Researchers analyzed heart rate variability components for high-frequency component (0.15-0.4Hz), the low-frequency component (0.04-0.15Hz), and the ratio of low-to-high frequency. Also, the three parameters of oxidative stress were measured in plasma: low-density lipoprotein oxidizability, high-density lipoprotein antioxidant/anti-inflammatory capacity, and paraoxonase-1 activity.

Data showed the high-frequency component was significantly reduced in the e-cigarette users vs. non-users (mean 46.5 nu vs. 57.8 nu ;P=0.04). The low-frequency component (mean 52 nu vs. 39.9 nu; P=0.03) and the low-to-high frequency ratio (mean 1.37 vs. 0.85; P=0.05) were significantly higher in the e-cigarette users vs. non-users, which was consistent with sympathetic predominance.
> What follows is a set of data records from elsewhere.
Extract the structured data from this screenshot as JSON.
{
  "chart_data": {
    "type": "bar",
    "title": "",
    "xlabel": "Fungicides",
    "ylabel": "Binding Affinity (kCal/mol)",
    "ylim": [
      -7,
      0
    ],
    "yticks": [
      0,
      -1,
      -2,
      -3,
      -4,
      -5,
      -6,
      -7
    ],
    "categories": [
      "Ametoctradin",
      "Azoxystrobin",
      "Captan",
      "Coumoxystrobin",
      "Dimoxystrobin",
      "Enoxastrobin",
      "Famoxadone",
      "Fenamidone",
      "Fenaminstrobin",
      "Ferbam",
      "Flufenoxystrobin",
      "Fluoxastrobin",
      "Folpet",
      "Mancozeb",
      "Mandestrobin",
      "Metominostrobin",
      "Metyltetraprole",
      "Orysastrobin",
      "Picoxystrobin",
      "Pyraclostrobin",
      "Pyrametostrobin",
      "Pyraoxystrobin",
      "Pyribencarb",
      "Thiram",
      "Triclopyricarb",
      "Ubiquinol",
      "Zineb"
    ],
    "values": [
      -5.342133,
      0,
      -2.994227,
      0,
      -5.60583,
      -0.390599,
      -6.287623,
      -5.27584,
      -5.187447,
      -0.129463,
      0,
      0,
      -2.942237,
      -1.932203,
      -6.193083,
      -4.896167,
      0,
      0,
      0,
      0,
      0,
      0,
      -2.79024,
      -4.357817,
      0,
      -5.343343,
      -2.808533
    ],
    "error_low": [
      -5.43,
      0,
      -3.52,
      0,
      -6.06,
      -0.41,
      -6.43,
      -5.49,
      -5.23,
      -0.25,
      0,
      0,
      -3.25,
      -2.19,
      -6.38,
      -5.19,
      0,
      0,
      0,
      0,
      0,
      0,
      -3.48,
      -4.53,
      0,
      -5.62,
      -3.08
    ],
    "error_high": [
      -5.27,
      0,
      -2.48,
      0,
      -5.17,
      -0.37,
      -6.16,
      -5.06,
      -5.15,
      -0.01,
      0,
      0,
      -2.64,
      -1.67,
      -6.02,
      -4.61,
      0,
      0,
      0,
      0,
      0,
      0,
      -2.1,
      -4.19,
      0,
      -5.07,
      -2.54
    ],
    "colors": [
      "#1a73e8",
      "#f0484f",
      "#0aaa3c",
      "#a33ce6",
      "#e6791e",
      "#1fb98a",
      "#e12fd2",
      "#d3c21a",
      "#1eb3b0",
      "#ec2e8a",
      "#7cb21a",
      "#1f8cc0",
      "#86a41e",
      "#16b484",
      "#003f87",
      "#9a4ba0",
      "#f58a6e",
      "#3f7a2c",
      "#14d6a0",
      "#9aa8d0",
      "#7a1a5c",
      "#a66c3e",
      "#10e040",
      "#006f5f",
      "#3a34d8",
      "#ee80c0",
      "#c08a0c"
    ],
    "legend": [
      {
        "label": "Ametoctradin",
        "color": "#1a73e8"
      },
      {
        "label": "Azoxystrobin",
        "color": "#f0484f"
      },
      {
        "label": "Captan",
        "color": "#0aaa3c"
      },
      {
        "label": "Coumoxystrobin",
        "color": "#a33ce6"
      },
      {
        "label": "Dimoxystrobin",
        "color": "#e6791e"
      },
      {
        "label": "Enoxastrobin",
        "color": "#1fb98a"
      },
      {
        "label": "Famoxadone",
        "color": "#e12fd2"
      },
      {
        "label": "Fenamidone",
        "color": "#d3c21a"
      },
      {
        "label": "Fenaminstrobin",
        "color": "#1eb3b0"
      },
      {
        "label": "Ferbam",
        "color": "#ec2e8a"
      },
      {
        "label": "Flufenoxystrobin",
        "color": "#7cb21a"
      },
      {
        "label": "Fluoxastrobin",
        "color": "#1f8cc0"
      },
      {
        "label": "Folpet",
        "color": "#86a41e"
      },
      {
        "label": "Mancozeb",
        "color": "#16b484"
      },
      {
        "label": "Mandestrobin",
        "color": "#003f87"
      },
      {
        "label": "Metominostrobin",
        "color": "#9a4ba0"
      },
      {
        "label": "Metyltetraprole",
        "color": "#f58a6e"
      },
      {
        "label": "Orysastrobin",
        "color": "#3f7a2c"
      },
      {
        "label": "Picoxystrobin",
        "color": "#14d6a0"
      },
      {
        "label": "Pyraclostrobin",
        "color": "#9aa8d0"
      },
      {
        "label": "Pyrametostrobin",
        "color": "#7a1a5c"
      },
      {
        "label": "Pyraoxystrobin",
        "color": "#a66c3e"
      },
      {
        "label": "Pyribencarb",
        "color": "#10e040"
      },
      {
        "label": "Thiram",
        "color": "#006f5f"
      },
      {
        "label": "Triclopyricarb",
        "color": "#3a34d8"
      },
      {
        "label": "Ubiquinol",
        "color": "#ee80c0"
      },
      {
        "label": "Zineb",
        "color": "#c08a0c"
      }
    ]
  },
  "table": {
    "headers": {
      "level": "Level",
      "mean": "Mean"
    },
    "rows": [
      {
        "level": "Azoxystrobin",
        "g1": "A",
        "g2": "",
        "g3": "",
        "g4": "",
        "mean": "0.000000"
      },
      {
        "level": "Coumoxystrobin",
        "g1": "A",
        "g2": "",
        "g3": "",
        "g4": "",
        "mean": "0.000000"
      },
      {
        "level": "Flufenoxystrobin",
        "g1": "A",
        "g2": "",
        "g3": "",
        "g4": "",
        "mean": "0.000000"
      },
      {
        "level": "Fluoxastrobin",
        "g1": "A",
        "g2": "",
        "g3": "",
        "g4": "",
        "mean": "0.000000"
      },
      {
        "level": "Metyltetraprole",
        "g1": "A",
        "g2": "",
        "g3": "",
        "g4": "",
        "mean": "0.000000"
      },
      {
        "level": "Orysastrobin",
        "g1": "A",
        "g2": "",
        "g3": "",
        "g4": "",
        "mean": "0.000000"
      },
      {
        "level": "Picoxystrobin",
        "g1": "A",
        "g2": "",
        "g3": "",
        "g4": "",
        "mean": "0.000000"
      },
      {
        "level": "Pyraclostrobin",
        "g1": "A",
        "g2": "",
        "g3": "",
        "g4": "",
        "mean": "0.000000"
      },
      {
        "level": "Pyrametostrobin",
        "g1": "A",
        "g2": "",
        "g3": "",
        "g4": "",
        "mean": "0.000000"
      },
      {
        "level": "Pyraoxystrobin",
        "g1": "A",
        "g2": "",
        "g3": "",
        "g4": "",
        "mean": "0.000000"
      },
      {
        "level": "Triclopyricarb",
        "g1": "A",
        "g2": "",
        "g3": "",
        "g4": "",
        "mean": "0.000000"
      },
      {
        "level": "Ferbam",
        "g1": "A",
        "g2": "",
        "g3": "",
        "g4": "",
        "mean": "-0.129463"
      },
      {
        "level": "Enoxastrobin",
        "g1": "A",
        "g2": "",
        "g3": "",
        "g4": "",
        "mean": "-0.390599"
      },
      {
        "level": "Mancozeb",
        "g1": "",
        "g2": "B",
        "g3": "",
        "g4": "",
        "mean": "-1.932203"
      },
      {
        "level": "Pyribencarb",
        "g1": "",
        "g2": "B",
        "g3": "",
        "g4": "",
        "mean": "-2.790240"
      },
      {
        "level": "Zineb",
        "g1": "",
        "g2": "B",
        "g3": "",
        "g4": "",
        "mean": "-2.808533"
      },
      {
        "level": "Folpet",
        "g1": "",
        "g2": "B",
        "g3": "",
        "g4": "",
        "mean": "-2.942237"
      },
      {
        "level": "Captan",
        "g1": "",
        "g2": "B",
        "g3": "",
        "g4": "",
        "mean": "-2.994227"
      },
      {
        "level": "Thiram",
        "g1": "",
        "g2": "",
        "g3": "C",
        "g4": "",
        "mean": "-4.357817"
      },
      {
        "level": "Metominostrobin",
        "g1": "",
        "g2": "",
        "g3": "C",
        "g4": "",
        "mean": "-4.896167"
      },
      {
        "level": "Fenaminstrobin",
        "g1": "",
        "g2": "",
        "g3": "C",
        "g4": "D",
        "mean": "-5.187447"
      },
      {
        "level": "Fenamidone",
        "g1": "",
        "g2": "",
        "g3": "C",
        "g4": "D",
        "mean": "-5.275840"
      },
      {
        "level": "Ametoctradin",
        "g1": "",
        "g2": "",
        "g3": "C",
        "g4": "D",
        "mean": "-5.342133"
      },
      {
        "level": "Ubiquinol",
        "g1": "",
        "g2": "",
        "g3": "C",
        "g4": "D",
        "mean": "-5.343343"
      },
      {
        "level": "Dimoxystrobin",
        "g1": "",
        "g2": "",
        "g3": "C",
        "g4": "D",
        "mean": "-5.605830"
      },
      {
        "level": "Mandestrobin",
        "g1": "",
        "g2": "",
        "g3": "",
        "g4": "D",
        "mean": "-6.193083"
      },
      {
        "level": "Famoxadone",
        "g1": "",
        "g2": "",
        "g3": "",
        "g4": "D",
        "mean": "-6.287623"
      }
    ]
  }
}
Low-density lipoprotein oxidizability was significantly higher in e-cigarette users vs. non-users (mean 3801.0U vs. 2413.3U; P=0.01) but no significant differences were seen in high-density antioxidant/anti-inflammatory capacity and paraoxonase-1 activity.

Overall, researchers concluded that habitual e-cigarette “was associated with a shift in cardiac autonomic balance toward sympathetic predominance and increased oxidative stress, both associated with increased cardiovascular risk.”